Not to argue with you, Bill, but the abrupt outer vertical line in my textbooks represents Vne, which is 90% of Vd, safe dive speed, beyond which the control surfaces and even flying surfaces will or may experience flutter.
It has zero to do with flutter as primary cause of the Do Not Exceed Q Load - but flutter is influenced by velocity forces to the degree that it introduced both torsion and bending of an aerodynamic structure (elevator, aileron, wing, etc.)to the point where stability of the restoring force is inadequate to prevent the oscillation - which by the way can occur well below a Q limit load. The P-38D, prior to installation of the improved wing fuselage filet experienced significant flutter due to a Combination of Bending and Torsion loads while immersed in the turbulent votices in the wake behind the inner wing. The solution is to stiffen the offending control surface so that the natural frequency is experienced at a higher velocity than V-Ne, or change the mass distribution (like a control horn)
The inner vertical line should be Vno. Operating above Vno and below Vne could cause structural failure if you encounter a 35-knot vertical gust, which is the bottom of the definition of extreme turbulence. This will add to (or subtract from) the flight load and could exceed design ± structure limits.
Almost - Vne is the boundary which combines G (positive and negative) loads plus indicial Gust loads for the A to B (positive G), A to E (negative G)points and thence from B to C and E to D points on the V-n diagram. At the far right the vertical limit C to D is the maximum Q which is 1/2*Rho*V^^2.
All of those boundaries in the V-n diagram are LIMIT loads, not Ultimate. A 'rule' of thumb is that the Q load limit is 1.2 to 1.5 max LEVEL speed, but the Definition is Q which obviously varies with altitude and equally obviously is only reached in a dive for conventional (non jet) a/c.

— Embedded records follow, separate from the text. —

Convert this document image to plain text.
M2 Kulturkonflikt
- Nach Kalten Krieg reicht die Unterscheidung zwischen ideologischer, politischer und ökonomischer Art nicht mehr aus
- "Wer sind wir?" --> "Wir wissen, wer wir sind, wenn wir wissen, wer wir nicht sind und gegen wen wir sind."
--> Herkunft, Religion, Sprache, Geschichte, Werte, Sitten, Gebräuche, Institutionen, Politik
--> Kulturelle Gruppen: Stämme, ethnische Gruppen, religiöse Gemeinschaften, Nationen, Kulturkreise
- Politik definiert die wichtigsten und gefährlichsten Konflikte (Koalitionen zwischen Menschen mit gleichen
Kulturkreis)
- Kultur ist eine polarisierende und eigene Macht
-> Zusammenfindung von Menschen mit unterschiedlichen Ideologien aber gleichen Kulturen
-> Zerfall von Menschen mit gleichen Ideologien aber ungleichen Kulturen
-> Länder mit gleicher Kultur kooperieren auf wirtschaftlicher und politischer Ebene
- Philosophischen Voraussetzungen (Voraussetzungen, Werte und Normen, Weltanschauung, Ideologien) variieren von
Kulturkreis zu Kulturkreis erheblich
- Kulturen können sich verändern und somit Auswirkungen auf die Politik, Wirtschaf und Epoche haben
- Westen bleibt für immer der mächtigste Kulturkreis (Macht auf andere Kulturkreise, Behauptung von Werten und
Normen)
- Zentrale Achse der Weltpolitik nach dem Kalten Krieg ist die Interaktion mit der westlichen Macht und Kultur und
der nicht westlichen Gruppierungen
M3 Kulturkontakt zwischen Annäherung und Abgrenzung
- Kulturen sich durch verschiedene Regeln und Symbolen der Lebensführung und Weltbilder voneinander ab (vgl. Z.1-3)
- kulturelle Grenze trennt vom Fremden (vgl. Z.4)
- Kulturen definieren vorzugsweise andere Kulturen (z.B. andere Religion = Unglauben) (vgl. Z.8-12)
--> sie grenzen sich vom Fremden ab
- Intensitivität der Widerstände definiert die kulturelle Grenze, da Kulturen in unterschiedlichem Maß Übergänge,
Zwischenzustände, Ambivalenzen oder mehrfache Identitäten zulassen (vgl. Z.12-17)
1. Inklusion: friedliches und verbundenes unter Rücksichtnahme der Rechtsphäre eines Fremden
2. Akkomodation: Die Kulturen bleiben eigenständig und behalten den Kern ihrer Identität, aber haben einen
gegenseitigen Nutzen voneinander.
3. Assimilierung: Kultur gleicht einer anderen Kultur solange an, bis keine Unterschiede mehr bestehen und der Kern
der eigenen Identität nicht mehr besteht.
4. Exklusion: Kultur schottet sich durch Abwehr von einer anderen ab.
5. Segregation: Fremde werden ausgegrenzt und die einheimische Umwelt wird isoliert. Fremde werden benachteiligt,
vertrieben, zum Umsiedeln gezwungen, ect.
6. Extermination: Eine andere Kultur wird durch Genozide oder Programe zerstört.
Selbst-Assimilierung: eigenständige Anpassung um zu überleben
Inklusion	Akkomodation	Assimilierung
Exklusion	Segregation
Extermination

Then again, these are just basic aerodynamics texts. So they merely define and explain the terms and do not launch into excursions of structural statics theory or aerodynamics beyond what is needed for normal design or analysis. I'll take your word for the dynamic pressure, but I think Max Q is much more important for missiles than for WWII fighter aircraft. I could be wrong there.
Greg, Dynamic Pressure Q is the force that tore up the Spit in the dive, and caused structural damage to the Mark IV Mustang at .84M for example, but the Max Q for the Diagram (LIMIT LOAD threshold) for the Mustang was for dynamic pressure resulting from combination of Velocity and density somewhere between .75 and .82
I think the planes I am aware of will flutter destructively, at least in smooth air, before they get to Max Q. Maybe not. The Bell X-1A experienced control surface blanking and/or inertia coupling at Mach 2.44, and still didn't lose it's wings to dynamic pressure or sttructural overload even when it spun out of control supersonically, and Yeager survived it. Of course it was a VERY strong airplane.
Last time I flew RC, we had a little impromptu pylon race with unlimited aerobatic planes and I experienced control surface flutter going faster than I should have ... and lost an aileron. Can't miss that sound! I was lucky to get down and the servo had stripped gears to boot. I was lucky it was a plane with 2 aileron servos ... it was a Jerry's Big Boy. A GREAT aerobatic plane, but not a speedster. Mine was/is overpowered with an old MVVS 77 and a tuned pipe. Prior to that flight I always used the power for vertical maneuvers, not speed. Guess I have to go back to aerobatic flying with it .. after I fix the aileron. I think I'll add some counterbalance weight to it, too, since it DID flutter. If one aileron did, the other surfaces can't have been far behind.